Alex Hassan of the Portland Sea Dogs steps up to the plate in this year's Futures at Fenway event. (Photo by Marc Normandin)
Futures at Fenway is an aptly named event, as you get a chance to see the future of the Red Sox organization playing in their beloved home park years before they will actually get the chance. Assuming, of course, many of them will at all. For most Red Sox farmhands, Futures at Fenway is the one and only way for them to play in this park in a game that counts in the standings -- their best chance at a repeat performance is another Futures at Fenway event, not a major league career.

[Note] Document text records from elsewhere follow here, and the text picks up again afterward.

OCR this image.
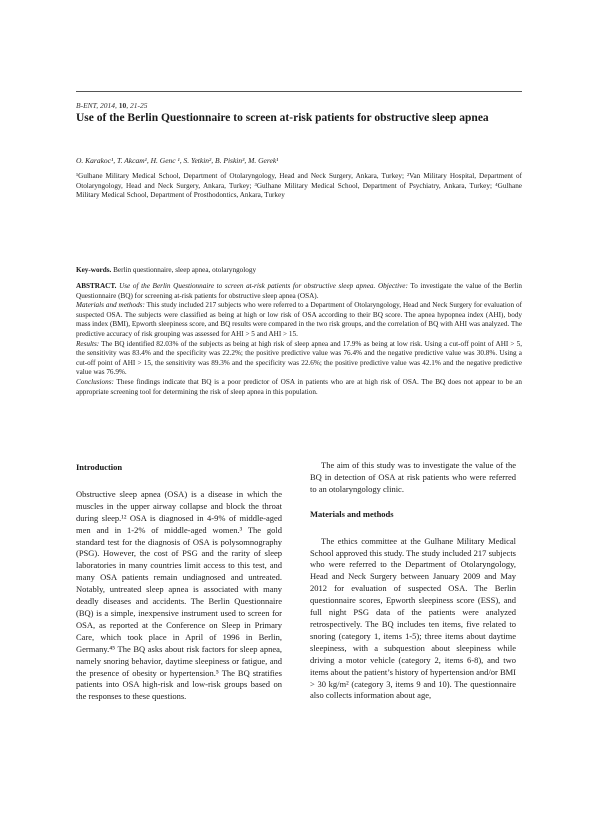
B-ENT, 2014, 10, 21-25
Use of the Berlin Questionnaire to screen at-risk patients for obstructive sleep apnea
O. Karakoc¹, T. Akcam¹, H. Genc ¹, S. Yetkin², B. Piskin³, M. Gerek¹
¹Gulhane Military Medical School, Department of Otolaryngology, Head and Neck Surgery, Ankara, Turkey; ²Van Military Hospital, Department of Otolaryngology, Head and Neck Surgery, Ankara, Turkey; ³Gulhane Military Medical School, Department of Psychiatry, Ankara, Turkey; ⁴Gulhane Military Medical School, Department of Prosthodontics, Ankara, Turkey
Key-words. Berlin questionnaire, sleep apnea, otolaryngology
ABSTRACT. Use of the Berlin Questionnaire to screen at-risk patients for obstructive sleep apnea. Objective: To investigate the value of the Berlin Questionnaire (BQ) for screening at-risk patients for obstructive sleep apnea (OSA).
Materials and methods: This study included 217 subjects who were referred to a Department of Otolaryngology, Head and Neck Surgery for evaluation of suspected OSA. The subjects were classified as being at high or low risk of OSA according to their BQ score. The apnea hypopnea index (AHI), body mass index (BMI), Epworth sleepiness score, and BQ results were compared in the two risk groups, and the correlation of BQ with AHI was analyzed. The predictive accuracy of risk grouping was assessed for AHI > 5 and AHI > 15.
Results: The BQ identified 82.03% of the subjects as being at high risk of sleep apnea and 17.9% as being at low risk. Using a cut-off point of AHI > 5, the sensitivity was 83.4% and the specificity was 22.2%; the positive predictive value was 76.4% and the negative predictive value was 30.8%. Using a cut-off point of AHI > 15, the sensitivity was 89.3% and the specificity was 22.6%; the positive predictive value was 42.1% and the negative predictive value was 76.9%.
Conclusions: These findings indicate that BQ is a poor predictor of OSA in patients who are at high risk of OSA. The BQ does not appear to be an appropriate screening tool for determining the risk of sleep apnea in this population.
Introduction

Obstructive sleep apnea (OSA) is a disease in which the muscles in the upper airway collapse and block the throat during sleep.¹² OSA is diagnosed in 4-9% of middle-aged men and in 1-2% of middle-aged women.³ The gold standard test for the diagnosis of OSA is polysomnography (PSG). However, the cost of PSG and the rarity of sleep laboratories in many countries limit access to this test, and many OSA patients remain undiagnosed and untreated. Notably, untreated sleep apnea is associated with many deadly diseases and accidents. The Berlin Questionnaire (BQ) is a simple, inexpensive instrument used to screen for OSA, as reported at the Conference on Sleep in Primary Care, which took place in April of 1996 in Berlin, Germany.⁴⁵ The BQ asks about risk factors for sleep apnea, namely snoring behavior, daytime sleepiness or fatigue, and the presence of obesity or hypertension.⁵ The BQ stratifies patients into OSA high-risk and low-risk groups based on the responses to these questions.

The aim of this study was to investigate the value of the BQ in detection of OSA at risk patients who were referred to an otolaryngology clinic.

Materials and methods

The ethics committee at the Gulhane Military Medical School approved this study. The study included 217 subjects who were referred to the Department of Otolaryngology, Head and Neck Surgery between January 2009 and May 2012 for evaluation of suspected OSA. The Berlin questionnaire scores, Epworth sleepiness score (ESS), and full night PSG data of the patients were analyzed retrospectively. The BQ includes ten items, five related to snoring (category 1, items 1-5); three items about daytime sleepiness, with a subquestion about sleepiness while driving a motor vehicle (category 2, items 6-8), and two items about the patient’s history of hypertension and/or BMI > 30 kg/m² (category 3, items 9 and 10). The questionnaire also collects information about age,
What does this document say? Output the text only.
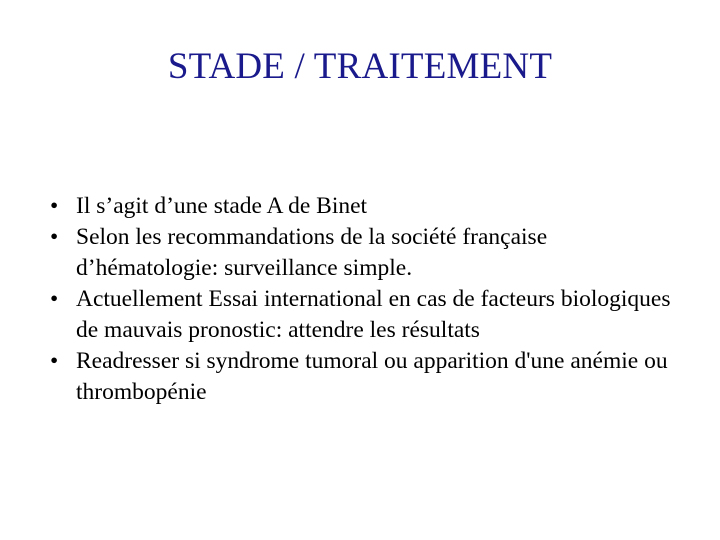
STADE / TRAITEMENT
• Il s’agit d’une stade A de Binet
• Selon les recommandations de la société française d’hématologie: surveillance simple.
• Actuellement Essai international en cas de facteurs biologiques de mauvais pronostic: attendre les résultats
• Readresser si syndrome tumoral ou apparition d'une anémie ou thrombopénie
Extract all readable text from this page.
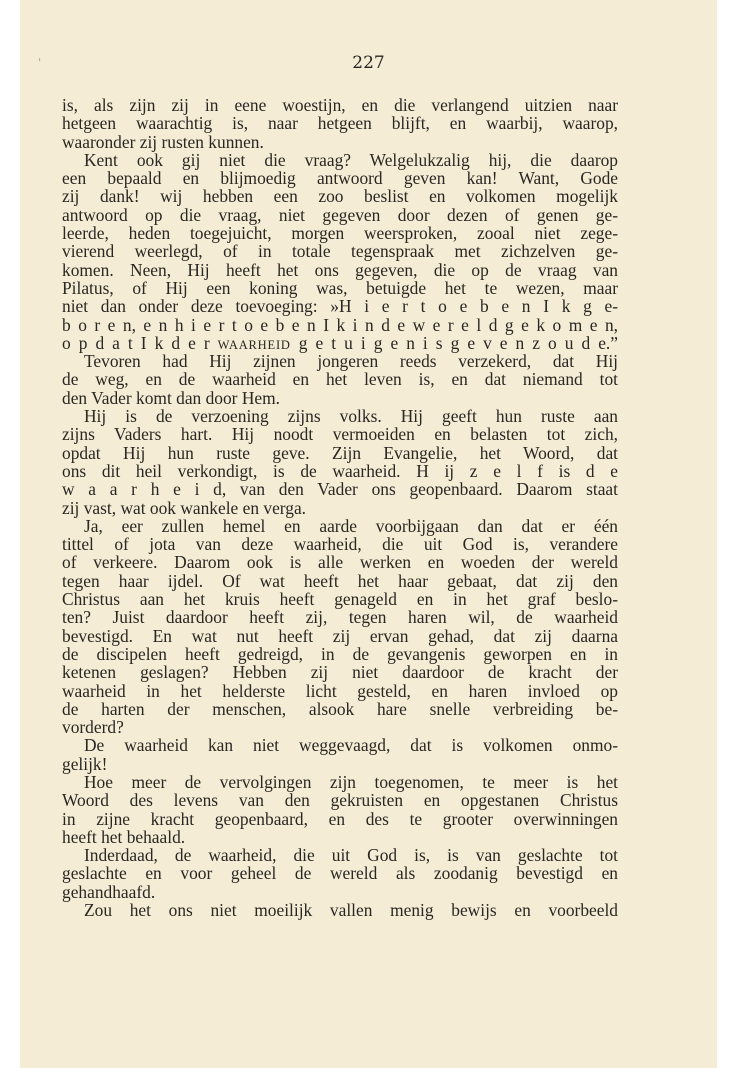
'	227
is, als zijn zij in eene woestijn, en die verlangend uitzien naar
hetgeen waarachtig is, naar hetgeen blijft, en waarbij, waarop,
waaronder zij rusten kunnen.
Kent ook gij niet die vraag? Welgelukzalig hij, die daarop
een bepaald en blijmoedig antwoord geven kan! Want, Gode
zij dank! wij hebben een zoo beslist en volkomen mogelijk
antwoord op die vraag, niet gegeven door dezen of genen ge-
leerde, heden toegejuicht, morgen weersproken, zooal niet zege-
vierend weerlegd, of in totale tegenspraak met zichzelven ge-
komen. Neen, Hij heeft het ons gegeven, die op de vraag van
Pilatus, of Hij een koning was, betuigde het te wezen, maar
niet dan onder deze toevoeging: »H i e r t o e b e n I k g e-
b o r e n, e n h i e r t o e b e n I k i n d e w e r e l d g e k o m e n,
o p d a t I k d e r WAARHEID g e t u i g e n i s g e v e n z o u d e.”
Tevoren had Hij zijnen jongeren reeds verzekerd, dat Hij
de weg, en de waarheid en het leven is, en dat niemand tot
den Vader komt dan door Hem.
Hij is de verzoening zijns volks. Hij geeft hun ruste aan
zijns Vaders hart. Hij noodt vermoeiden en belasten tot zich,
opdat Hij hun ruste geve. Zijn Evangelie, het Woord, dat
ons dit heil verkondigt, is de waarheid. H ij z e l f is d e
w a a r h e i d, van den Vader ons geopenbaard. Daarom staat
zij vast, wat ook wankele en verga.
Ja, eer zullen hemel en aarde voorbijgaan dan dat er één
tittel of jota van deze waarheid, die uit God is, verandere
of verkeere. Daarom ook is alle werken en woeden der wereld
tegen haar ijdel. Of wat heeft het haar gebaat, dat zij den
Christus aan het kruis heeft genageld en in het graf beslo-
ten? Juist daardoor heeft zij, tegen haren wil, de waarheid
bevestigd. En wat nut heeft zij ervan gehad, dat zij daarna
de discipelen heeft gedreigd, in de gevangenis geworpen en in
ketenen geslagen? Hebben zij niet daardoor de kracht der
waarheid in het helderste licht gesteld, en haren invloed op
de harten der menschen, alsook hare snelle verbreiding be-
vorderd?
De waarheid kan niet weggevaagd, dat is volkomen onmo-
gelijk!
Hoe meer de vervolgingen zijn toegenomen, te meer is het
Woord des levens van den gekruisten en opgestanen Christus
in zijne kracht geopenbaard, en des te grooter overwinningen
heeft het behaald.
Inderdaad, de waarheid, die uit God is, is van geslachte tot
geslachte en voor geheel de wereld als zoodanig bevestigd en
gehandhaafd.
Zou het ons niet moeilijk vallen menig bewijs en voorbeeld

That isn't the case for every minor leaguer playing, of course. Both the Sea Dogs (Charlie Haeger) and PawSox's starters (Kyle Weiland) on Saturday had MLB starts under their belt. Jose Iglesias was called up briefly earlier this season as an injury replacement, and is expected to have a career. For every one of those types, though, there are a handful that are minor league lifers.
That's why Futures at Fenway has to be extra special for Alex Hassan of Double-A Portland. Hassan is a Milton, Massachusetts native, and even though he has a shot at making the majors and sticking there, he has now played -- and played well -- in the park he grew up just south of.
Hassan went 3-for-4 with a walk against the Binghamton Mets, and even held a runner to a wall ball single thanks to playing a liner off of the Monster like he had done it many times before. He also had an impressive home run to center field that landed on top of the camera housing's roof:
Hassan occasionally has trouble using his whole body to drive the baseball. There were a few instances on Saturday -- including one where he pulled a single down the third base line -- where he seemed to step a bit early, and was then forced to use his upper body only on the swing:
As you can see in the first video above, that wasn't an issue on the swing that netted him a homer to center at Fenway. He steps at the appropriate time, and is able to crush the ball thanks to the extra power generated by his legs. Granted, it's kind of subtle, and the swing itself still looks good whether he uses his legs or not. But you can see the difference in timing in the two swings, as well as the markedly different results.
Hassan has hit .298/.416/.463 for the Sea Dogs this year, and has displayed advanced pitch recognition and plate discipline. He still needs to work on some of his swing mechanics to remain consistent, but the tools and skills are there. Because of this, Hassan, unlike many of his peers, has a chance at future homers at Fenway, and not just once a year.